Hi I'm asking this in context of this:
Suppose we have non-elementary integral $\chi(x) = \int K(x)dx$ and we want to find
$$\int^b_aK(x)dx$$
Now lets say there is some function $F(x)$ which has elementary integral $\int F(x)$
such that $K(x) + F(x) $ has elementary integral so we can do this :
$$\int^b_aK(x)dx = \int^b_a(K(x)+0)dx$$
$$ = \int^b_a(K(x)+ F(x) - F(x))dx$$
$$=\int^b_aK(x)+ F(x)dx + \int^b_a-F(x)dx$$
Maybe $\int^b_a K(x) + F(x)dx$ is not elementary but lets say I dilute this condition to there exist some definite integral property transformation or substitution which allows us to arrive at numerical value for e.g just like $\int \ln(\sin(x))dx$ which is non-elementary according to WolframAlpha but it gives into some computable value for appropriate limits like
$\int^{\pi/2}_0 \ln(\sin(x))dx$
So my end goal goal is converting $\int^b_a K(x) + F(x)dx$ into some function like that atleast.

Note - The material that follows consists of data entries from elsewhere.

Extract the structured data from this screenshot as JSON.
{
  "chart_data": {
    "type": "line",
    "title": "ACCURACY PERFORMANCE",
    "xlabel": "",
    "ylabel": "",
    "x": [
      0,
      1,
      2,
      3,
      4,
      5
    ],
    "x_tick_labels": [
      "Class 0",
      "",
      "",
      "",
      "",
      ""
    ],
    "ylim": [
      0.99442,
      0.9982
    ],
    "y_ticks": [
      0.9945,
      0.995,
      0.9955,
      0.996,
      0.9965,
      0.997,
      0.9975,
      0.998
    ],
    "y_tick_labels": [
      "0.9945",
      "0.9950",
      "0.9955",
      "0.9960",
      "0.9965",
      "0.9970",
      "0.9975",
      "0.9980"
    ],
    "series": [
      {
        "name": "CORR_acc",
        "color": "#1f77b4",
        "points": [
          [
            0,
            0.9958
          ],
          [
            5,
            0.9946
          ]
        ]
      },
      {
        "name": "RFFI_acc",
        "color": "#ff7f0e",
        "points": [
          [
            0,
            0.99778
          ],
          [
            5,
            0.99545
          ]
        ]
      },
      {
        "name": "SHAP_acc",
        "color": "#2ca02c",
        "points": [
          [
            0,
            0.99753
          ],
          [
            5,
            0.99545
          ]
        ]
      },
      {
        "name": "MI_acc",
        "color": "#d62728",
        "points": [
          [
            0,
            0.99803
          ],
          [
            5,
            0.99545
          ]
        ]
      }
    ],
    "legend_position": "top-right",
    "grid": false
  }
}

I'm not familiar with the deeper details of definite integration. I only want to show that one of the assumptions in your question is wrong and that there are at least some cases (maybe single cases) where a definite non-elementary integral can be evaluated without special functions.
1.) The set of all elementary functions is closed regarding addition (It is an algebraically closed field.). $\int K(x)+F(x)\ dx=\int K(x)\ dx+\int F(x)\ dx$ cannot be elementary therefore. Your prerequisite "such that $K(x)+F(x)$ has elementary integral" is wrong therefore.
2.) Definite integrals can be calculated also by other methods than indefinite integration.
Lichtblau, D.: Symbolic definite integration: methods and open issues. ACM Communications in Computer Algebra 45 (2011) (1/2) 1-16
Raab, C. G.: Definite Integration in Differential Fields. PhD thesis Johannes Kepler University Linz, Austria, 2012
Algorithms for symbolic definite integration?
Davenport, G.: An Exploration of Three Related Parametric Definite Integrals. 2016
Davenport, G.: The Difficulties of Definite Integration
A non-elementary definite integral and therefore a sum of an elementary and a non-elementary definite integral can therefore be evaluated in some cases without special functions.
Nyblom, M. A.: On the evaluation of a definite integral involving nested square root functions. Rocky Mountain J. Math. 37 (2007) 4 1301-1304
3.) One could ask: Is there a theory of integration in elementary terms for definite integrals? But it seems there is no such theory.
4.) The value of a definite integral is a number. One could ask if this number can be an elementary number. But that's a completely different mathematical problem.